Fasting, shabbos, praying, and any other time-dependent mitzvah always goes by where you are right now.
I'm still searching for more sources on this - but I have never heard any halachic authority say anything different on this issue (with the exception of sfiras haomer, but for a reason that only applies to sfiras haomer)
This idea is mentioned on Young Israel's website, without citation.
http://www.youngisrael.org/content/PDFs/Halacha_Central/Halochoscope/hs13-41a.pdf
There are even websites that help you to calculate what time the day (and therefore the fast) starts and ends, while you are in mid-air!
http://travelzmanim.com/
This is helpful not only on a fast day, but for any day, to figure out exactly when to pray on the airplane.
If one were to board tonight's El Al flight (Jan 4, 2012) from JFK airport in New York City at 23:50, he/she would land in Israel after a 9 1/2 hour flight, where the time would be 17:15. on Jan 5.
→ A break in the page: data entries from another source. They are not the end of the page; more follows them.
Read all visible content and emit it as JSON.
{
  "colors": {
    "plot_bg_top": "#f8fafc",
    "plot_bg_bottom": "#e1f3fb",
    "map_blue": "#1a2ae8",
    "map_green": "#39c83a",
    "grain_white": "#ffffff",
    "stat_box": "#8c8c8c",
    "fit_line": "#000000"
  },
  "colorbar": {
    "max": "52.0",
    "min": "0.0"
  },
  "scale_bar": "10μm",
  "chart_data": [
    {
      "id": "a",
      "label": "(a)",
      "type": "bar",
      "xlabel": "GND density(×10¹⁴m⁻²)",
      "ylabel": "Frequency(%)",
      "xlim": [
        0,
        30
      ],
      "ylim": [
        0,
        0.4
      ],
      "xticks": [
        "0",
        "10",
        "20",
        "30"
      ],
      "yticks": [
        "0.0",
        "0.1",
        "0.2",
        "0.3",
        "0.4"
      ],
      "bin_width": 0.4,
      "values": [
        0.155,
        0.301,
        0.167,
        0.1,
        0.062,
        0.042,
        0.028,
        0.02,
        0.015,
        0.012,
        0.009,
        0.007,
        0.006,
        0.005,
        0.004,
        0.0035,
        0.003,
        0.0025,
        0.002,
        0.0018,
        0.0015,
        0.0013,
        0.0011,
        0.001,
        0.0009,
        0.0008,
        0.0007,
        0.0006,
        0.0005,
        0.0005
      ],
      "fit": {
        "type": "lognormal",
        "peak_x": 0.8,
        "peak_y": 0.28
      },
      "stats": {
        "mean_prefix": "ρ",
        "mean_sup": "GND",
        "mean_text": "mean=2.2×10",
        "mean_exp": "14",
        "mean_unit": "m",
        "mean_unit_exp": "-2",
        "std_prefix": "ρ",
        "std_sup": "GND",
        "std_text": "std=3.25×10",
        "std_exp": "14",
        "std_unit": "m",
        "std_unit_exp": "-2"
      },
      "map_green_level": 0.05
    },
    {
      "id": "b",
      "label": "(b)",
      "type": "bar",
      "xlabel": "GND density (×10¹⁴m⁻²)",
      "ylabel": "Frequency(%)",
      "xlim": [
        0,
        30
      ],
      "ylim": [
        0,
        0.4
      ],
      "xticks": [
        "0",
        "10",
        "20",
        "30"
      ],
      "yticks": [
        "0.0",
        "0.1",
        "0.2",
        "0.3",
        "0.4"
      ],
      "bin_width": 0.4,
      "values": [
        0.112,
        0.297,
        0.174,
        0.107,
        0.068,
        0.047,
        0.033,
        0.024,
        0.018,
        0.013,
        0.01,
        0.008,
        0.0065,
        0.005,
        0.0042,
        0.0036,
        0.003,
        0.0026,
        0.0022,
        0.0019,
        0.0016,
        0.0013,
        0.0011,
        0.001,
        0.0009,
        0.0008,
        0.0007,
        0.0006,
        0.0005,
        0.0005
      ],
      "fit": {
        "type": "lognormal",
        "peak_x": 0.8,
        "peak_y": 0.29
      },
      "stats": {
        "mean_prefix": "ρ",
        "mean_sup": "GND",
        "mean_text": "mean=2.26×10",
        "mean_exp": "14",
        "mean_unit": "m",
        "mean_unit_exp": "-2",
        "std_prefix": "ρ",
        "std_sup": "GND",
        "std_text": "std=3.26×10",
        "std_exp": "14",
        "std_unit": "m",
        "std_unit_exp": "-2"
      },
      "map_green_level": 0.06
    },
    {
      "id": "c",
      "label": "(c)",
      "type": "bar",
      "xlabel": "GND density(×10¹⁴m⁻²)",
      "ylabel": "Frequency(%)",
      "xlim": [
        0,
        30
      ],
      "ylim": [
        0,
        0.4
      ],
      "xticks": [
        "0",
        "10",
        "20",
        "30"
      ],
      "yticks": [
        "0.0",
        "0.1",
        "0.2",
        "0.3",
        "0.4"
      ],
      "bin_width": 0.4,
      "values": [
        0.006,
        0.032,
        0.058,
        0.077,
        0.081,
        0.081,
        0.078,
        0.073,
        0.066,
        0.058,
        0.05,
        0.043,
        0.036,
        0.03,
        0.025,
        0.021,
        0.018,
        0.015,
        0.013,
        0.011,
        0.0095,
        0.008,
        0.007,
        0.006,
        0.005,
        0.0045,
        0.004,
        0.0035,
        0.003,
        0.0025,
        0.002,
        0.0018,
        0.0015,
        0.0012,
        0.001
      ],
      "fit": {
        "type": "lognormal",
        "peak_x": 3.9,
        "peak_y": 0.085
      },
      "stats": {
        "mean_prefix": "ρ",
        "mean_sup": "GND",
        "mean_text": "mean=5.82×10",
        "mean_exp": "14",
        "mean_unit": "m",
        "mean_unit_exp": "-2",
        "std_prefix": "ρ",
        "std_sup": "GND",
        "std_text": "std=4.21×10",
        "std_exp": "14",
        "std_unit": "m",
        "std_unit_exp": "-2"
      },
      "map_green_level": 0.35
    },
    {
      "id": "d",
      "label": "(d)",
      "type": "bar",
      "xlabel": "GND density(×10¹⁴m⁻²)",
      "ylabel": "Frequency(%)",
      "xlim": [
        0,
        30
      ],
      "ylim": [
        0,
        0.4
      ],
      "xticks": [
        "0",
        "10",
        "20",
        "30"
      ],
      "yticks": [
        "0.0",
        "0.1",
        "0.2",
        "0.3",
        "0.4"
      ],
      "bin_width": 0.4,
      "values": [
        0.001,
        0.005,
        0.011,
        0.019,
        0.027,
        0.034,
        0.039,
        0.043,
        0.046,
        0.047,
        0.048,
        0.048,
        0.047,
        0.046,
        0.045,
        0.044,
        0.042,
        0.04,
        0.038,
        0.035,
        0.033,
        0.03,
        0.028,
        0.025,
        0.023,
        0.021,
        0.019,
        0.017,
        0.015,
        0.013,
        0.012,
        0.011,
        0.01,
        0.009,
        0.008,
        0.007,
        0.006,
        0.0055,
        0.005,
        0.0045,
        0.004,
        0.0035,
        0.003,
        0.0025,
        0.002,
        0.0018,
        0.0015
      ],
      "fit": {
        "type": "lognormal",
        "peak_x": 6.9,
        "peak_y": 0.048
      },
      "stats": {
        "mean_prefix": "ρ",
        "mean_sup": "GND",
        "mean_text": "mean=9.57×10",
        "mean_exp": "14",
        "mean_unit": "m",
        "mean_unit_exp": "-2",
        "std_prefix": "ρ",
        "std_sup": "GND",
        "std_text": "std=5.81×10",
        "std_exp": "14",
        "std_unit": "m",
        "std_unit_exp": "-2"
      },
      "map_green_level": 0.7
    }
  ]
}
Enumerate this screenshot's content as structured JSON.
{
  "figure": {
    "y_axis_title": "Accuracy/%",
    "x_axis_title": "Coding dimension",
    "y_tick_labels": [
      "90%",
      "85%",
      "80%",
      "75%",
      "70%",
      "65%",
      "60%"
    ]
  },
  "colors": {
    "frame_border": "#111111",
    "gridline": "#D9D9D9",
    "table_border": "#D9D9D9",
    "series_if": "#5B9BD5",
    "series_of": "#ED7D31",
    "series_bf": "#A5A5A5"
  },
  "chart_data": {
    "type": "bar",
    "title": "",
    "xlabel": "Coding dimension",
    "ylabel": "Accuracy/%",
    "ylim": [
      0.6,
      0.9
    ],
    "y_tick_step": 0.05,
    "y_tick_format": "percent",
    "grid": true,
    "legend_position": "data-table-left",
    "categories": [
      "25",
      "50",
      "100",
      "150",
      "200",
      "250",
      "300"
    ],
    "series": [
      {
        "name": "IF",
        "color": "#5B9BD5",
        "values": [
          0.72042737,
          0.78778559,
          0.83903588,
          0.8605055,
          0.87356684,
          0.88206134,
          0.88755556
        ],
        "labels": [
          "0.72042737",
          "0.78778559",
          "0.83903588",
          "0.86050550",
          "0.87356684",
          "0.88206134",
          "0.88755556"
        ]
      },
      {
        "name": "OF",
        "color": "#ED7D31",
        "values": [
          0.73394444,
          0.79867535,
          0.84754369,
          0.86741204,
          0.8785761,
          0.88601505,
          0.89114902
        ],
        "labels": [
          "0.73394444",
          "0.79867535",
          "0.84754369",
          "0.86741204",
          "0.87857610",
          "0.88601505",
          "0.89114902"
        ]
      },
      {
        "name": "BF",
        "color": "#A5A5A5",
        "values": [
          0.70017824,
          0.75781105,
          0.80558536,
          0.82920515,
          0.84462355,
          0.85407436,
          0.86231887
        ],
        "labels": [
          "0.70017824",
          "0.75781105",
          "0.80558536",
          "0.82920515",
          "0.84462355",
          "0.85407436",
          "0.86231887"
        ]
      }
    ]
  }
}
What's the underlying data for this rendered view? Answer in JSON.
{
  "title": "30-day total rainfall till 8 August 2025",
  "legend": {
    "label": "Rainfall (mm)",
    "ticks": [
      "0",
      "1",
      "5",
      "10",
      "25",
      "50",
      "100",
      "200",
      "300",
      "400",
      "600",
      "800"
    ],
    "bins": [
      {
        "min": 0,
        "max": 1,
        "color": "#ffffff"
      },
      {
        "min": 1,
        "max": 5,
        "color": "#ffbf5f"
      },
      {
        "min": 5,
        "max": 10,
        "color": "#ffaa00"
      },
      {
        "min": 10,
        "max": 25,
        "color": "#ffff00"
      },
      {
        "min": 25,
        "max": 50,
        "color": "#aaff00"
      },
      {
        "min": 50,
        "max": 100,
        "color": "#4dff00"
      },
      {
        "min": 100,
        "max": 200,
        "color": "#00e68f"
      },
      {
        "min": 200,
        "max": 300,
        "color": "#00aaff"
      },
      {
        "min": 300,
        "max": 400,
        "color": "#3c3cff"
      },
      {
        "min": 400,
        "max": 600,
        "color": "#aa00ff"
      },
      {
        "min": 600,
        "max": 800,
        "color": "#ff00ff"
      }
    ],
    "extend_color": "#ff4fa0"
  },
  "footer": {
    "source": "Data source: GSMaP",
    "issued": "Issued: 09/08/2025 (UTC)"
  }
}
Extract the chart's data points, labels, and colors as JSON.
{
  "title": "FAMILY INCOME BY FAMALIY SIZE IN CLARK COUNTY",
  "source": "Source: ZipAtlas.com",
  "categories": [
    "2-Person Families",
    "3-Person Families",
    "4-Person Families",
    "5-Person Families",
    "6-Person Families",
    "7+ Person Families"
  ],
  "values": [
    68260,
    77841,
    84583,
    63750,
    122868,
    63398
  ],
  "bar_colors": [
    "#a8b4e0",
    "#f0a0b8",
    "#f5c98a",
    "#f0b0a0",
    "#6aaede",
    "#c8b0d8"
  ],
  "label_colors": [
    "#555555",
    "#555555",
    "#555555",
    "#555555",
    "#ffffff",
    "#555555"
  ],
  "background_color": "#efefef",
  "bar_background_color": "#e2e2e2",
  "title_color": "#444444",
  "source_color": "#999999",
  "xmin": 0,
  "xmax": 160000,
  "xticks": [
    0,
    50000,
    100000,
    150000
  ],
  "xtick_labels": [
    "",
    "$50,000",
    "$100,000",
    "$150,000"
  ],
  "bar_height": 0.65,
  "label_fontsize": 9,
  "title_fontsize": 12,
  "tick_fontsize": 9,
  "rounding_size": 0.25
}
The fast does not begin until sunrise on Jan 5. Assuming one sleeps for the first eight hours of the flight, one would only be awake for the last hour or so of the fast (10th of Teves) - since the fast ends, according to the latest opinion, at 17:30.
Is it worth the $1,100 roundtrip ticket to effectively skip a fast day? Maybe for some very wealthy and frail people, it is.